Manifesto refers to what it means to be agile; That is to say, value delivery, flexibility and focus on the people involved in the process. People involved in the process. find it difficult. And indeed, it is.
What drives people are (mostly – we’re looking at you, AI / ML.) People are the ones who drive our processes smoothly.
Organizing to identify value, and thus distributing said value. Anyway, people also have bad days and good days. They are in conflict.
They have wins and constant challenges. Basic as needs, sleep and shelter; And is as complex as recognition and relationships.
To have a process that inherently involves people, to be a people-first SDLC, begins with core values and principles.
The Agile Principle has values covered this nicely. But as Agility expands beyond software development, as it begins to inform how entire organizations should function, we’re finding that teams need something more people-oriented than the original Manifesto.
Enter the Agile HR Manifesto ( Agile people ops – APF). We mentioned this quickly last time, describing how the Agile Manifesto values directly inspired APF’s approach to articulating agile values and principles.
Let’s talk a little more about those people, and define what we feel is the next stage of Agile’s journey to a wider adoption of the company.
Teams of Teams over Traditional Hierarchies
Like its Agile counterpart, it too has supplementary Values:
By reading these, you may think that some are quite clear: Should not all organizations nurture talent? Will not all companies have a growth mindset?
The answer is no, not always. And that’s why APF is here to help. With clear agile principles manifesto, and a clear path toward cultural Agility, not just engineering Agility, APF serves to elevate teams and organizations to a higher level of effectiveness and empowerment.
As always, the How here is critical. And we’ll talk more about that in future blog posts. For now, let’s focus solely on the approach to adopting values and principles, and why this works.
The Agile Manifesto values provided guidelines for how to develop software. It encouraged putting the big BRDs aside and collaborating more with customers.
It advocated for breaking down silos, internally and externally. Revolutionized how we might consider feedback as part of the development process: The more frequent the feedback, the better the final product would become.
It encouraged the quick real ease of functional software, instead of sitting on something that may lose relevance over its time in development.
Similarly, the APF Manifesto seeks to break down barriers, and calls for intentional (and sometimes uncomfortable!) change. It seeks to identify the potential in people, instead of keeping them “in their lane” forever. It embraces challenges and efforts to improve mastery.
They demands that we are more transparent, and we coach one another through feedback and opportunity.

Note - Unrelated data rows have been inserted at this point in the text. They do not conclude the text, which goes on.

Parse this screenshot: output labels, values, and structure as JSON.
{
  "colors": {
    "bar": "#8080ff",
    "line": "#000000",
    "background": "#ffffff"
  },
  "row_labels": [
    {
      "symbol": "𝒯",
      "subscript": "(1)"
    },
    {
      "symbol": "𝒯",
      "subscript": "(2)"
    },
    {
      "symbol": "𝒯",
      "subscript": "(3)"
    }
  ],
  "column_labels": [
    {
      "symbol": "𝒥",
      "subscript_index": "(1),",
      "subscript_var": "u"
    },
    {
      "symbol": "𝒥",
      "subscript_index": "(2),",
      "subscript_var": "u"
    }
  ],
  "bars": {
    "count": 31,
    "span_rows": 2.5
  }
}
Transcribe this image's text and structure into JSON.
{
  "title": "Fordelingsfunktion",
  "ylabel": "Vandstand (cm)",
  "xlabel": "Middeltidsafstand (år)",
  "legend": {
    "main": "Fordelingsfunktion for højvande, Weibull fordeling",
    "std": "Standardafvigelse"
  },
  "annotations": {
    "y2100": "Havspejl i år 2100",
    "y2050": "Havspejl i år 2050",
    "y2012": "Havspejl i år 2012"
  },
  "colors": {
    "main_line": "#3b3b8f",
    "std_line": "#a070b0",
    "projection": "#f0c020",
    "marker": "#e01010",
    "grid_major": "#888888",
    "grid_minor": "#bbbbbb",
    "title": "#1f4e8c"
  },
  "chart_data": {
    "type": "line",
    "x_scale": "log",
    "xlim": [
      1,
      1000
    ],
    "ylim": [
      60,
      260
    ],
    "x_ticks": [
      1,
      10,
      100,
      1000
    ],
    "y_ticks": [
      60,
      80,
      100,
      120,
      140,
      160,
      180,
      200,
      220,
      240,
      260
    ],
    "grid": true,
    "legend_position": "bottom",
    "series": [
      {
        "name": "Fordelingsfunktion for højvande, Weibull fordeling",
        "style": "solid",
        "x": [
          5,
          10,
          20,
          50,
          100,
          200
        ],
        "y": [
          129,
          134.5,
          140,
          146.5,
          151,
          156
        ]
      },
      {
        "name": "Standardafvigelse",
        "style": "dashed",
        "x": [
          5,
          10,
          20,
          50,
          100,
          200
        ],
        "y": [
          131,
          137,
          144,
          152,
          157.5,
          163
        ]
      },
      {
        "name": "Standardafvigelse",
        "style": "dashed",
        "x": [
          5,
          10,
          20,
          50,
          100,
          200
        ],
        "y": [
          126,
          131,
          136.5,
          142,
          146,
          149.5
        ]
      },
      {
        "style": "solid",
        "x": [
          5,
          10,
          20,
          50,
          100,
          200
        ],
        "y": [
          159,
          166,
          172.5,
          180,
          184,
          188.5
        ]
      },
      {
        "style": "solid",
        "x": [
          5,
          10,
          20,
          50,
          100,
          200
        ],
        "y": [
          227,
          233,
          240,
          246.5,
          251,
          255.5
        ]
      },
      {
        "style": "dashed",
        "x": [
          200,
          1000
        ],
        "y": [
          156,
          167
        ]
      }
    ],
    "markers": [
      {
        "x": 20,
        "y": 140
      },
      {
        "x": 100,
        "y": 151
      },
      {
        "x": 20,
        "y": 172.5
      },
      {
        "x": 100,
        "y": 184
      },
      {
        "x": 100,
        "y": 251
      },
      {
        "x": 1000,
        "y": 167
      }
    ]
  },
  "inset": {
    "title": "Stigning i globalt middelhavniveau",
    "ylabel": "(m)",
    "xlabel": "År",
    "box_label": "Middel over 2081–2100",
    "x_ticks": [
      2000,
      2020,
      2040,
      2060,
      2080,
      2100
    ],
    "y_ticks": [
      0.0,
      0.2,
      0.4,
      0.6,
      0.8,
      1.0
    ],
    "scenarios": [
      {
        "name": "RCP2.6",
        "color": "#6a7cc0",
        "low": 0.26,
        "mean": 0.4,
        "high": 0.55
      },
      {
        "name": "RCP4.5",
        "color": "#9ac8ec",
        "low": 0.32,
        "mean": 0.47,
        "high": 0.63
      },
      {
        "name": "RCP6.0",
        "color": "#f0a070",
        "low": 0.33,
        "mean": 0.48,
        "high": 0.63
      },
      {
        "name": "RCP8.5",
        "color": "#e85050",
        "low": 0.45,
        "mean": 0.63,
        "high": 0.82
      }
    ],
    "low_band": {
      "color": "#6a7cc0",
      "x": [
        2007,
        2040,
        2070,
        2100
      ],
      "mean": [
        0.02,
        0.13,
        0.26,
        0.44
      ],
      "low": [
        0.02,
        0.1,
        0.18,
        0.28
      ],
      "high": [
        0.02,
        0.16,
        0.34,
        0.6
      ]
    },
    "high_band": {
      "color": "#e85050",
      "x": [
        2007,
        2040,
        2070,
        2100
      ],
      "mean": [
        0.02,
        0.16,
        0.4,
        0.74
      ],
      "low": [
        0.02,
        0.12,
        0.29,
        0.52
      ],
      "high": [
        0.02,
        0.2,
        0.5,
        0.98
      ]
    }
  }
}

The APF Manifesto values takes a global look at the world today, recognizing that the most successful teams may be distributed, but still incredibly effective.
As we talk more about APF, and dive into the implementation details, it will be critical to know why these efforts exist, and where it’s all coming from.
The APF Manifesto helps ground us when making implantation-level details, like who should be involved in piloting new initiatives.
It helps us organize our teams to be more collaborative. It provides guidance on who we should be hiring as the organization continues to grow.
We’re excited to have you on this journey with us as we begin to explore the possibilities of more Agile organizations, from software development, to corporate culture.